5:19 ist die heuer bisher traurige Einzelbilanz der besten elf heimischen Tennisprofis. Aus den heimischen Top Ten waren 2012 Jürgen Melzer (0:2), Andreas Haider-Maurer (0:1), Martin Fischer (1:2), Philipp Oswald (0:1), Michael Linzer (0:1), Marc Rath (0:1), Tamira Paszek (0:3), Patricia Mayr-Achleitner (0:3), Yvonne Meusburger (3:2), Niki Hofmanova (0:1) und Tina Schiechtl (1:2) bei gewerteten Spielen im Einsatz. Matchsiege wurden überhaupt nur in Qualifikationsbewerben gefeiert. Einzig Meusburgers Bilanz ist heuer bisher positiv. Austrians fühlten sich in Australia heuer nicht besonders wohl. Bei den Australian Open scheiterten alle Österreicher im Einzel zum Auftakt, im Doppel war Runde drei für Jürgen Melzer/Philipp Petzschner das höchste der Gefühle.

Das stimmt nicht sonderlich optimistisch für die anstehenden Länderkämpfe. Die Damen spielen ab 1. Februar Fed Cup in Israel in der Gruppe 1 (nach Weltgruppe 1 und Weltgruppe 2 die insgesamt dritte Liga) zunächst gegen Estland und Bulgarien. Der Gruppensieger trifft auf den Sieger der Gruppe mit den Niederlanden, Großbritannien, Israel und Portugal. Sieg oder Niederlage - das Interesse für die Länderkämpfe wird sich hierzulande in Grenzen halten. Die Österreicherinnen mit Paszek, Mayr-Achleitner, Meusburger und Sandra Klemenschits, die laut Captain Jürgen Waber wahrscheinlich mit Tamira Paszek doppeln wird wenn es drauf ankommt, haben durchaus Chancen auf den Gruppensieg. Estland dürfte ohne die Nummer eins Kaia Kaneppi kommen, Jugendhoffnung Anett Kontaveit ist wohl noch zu schwach. Die Bulgarinnen haben mit Tsvetana Pironkova (0:1 Bilanz gegen Paszek und gegen Meusburger) zwar eine Top-50-Spielerin, doch Dia Evtimova (0:3-Bilanz gegen Mayr-Achleitner) und Elitsa Kostova (0:1 Bilanz gegen Meusburger) liegen hinter unseren Damen. Die Head-to-Heads sprechen auch für Österreich.

Für Musikliebhaber zur Einstimmung auf die Bulgarien-Partie:


Die Herren spielen vom 10. bis 12. Februar in Wiener Neustadt gegen das Traumlos der Davis-Cup-Weltgruppe Russland. Dank eines neuen TV-Vertrags, werden übrigens alle Davis-Cup-Matches live auf Eurosport übertragen.

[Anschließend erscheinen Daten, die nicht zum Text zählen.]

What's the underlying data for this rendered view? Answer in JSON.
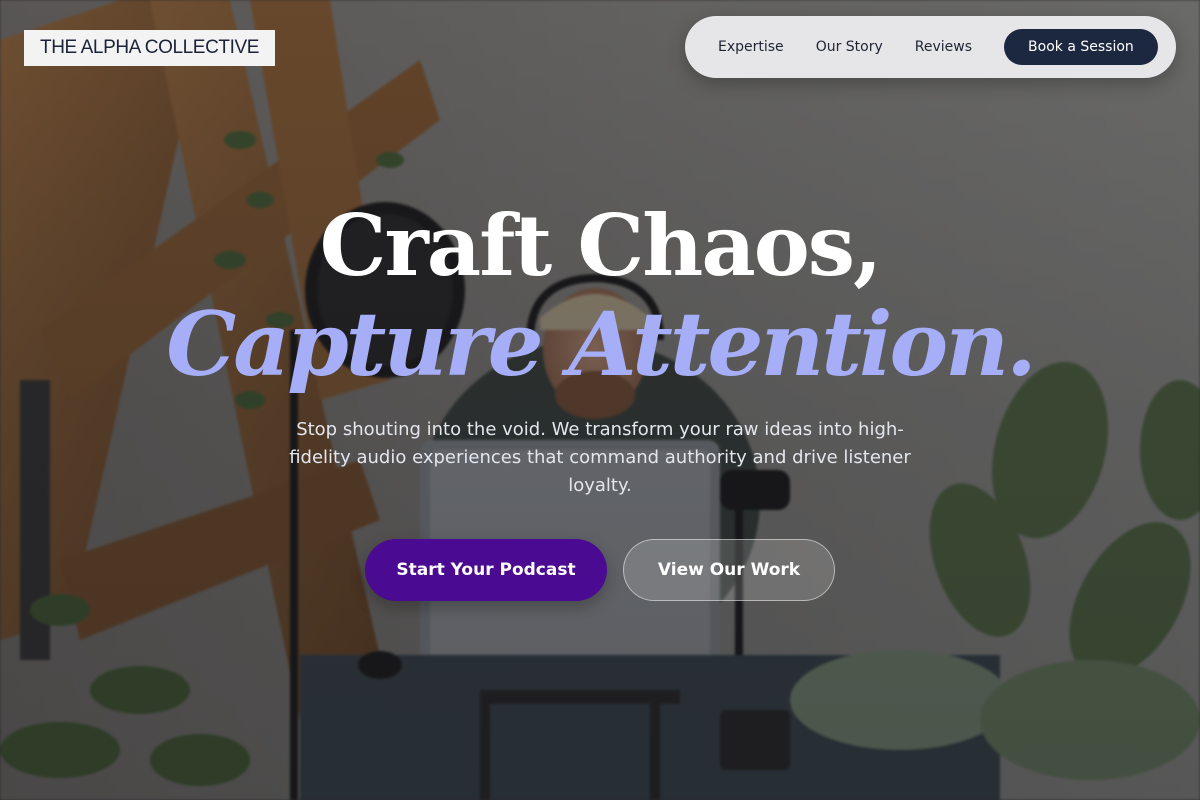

Mikhail Youzhny soll ja laut Oli Marach nicht spielen. Der derzeit bestplatzierte Russe war bis vor kurzem noch Amerikaner: Alex Bogomolov Jr. war noch nie im Davis-Cup-Einsatz. Er hat mit dem Sydney-Viertelfinale und einer Matchbilanz 2012 von 4:2 die bisher besten Ergebnisse aller potenziellen Spieler beider Nationen vorzuweisen. Wahrscheinlich sind Nikolay Davydenko (0:3) und Igor Kunitsyn (0:3). Weiters rechne ich mit Dmitry Tursunov (0:3) - auch wenn er laut Marach am Handgelenk verletzt ist. Melzers Bilanz gegen die Russen ist negativ: Bogomolov 0:1, Davydenko 1:6, Kunitsyn 0:3, Tursunov 2:3. Von den anderen möglichen Begegnungen fand bisher nur Fischer-Bogomolov statt und endete mit einem Zweisatzsieg für den letztgenannten.

Neo-Davis-Cup-Captain Clemens Trimmel hat ja aufgrund mangelnder Trainer-Erfahrung Melzer-Coach Joakim Nyström an seiner Seite. Wer für Österreich spielt, ist noch offen. Jürgen Melzer ist sicher gesetzt, auch Oliver Marach dürfte fix sein.

Martin Fischer ist sowohl für das Einzel, als auch das Doppel eine Option. Wird der Vorarlberger nominiert, ist wohl auch Andreas Haider-Maurer dabei. Entscheidet man sich aufgrund seines offensiveren Spiels aber für Haider-Maurer, würde man wahrscheinlich Alexander Peya aufstellen. Letztere wäre auch meine bevorzugte Variante; ein knapper Sieg für Österreich könnte sich diesmal ausgehen!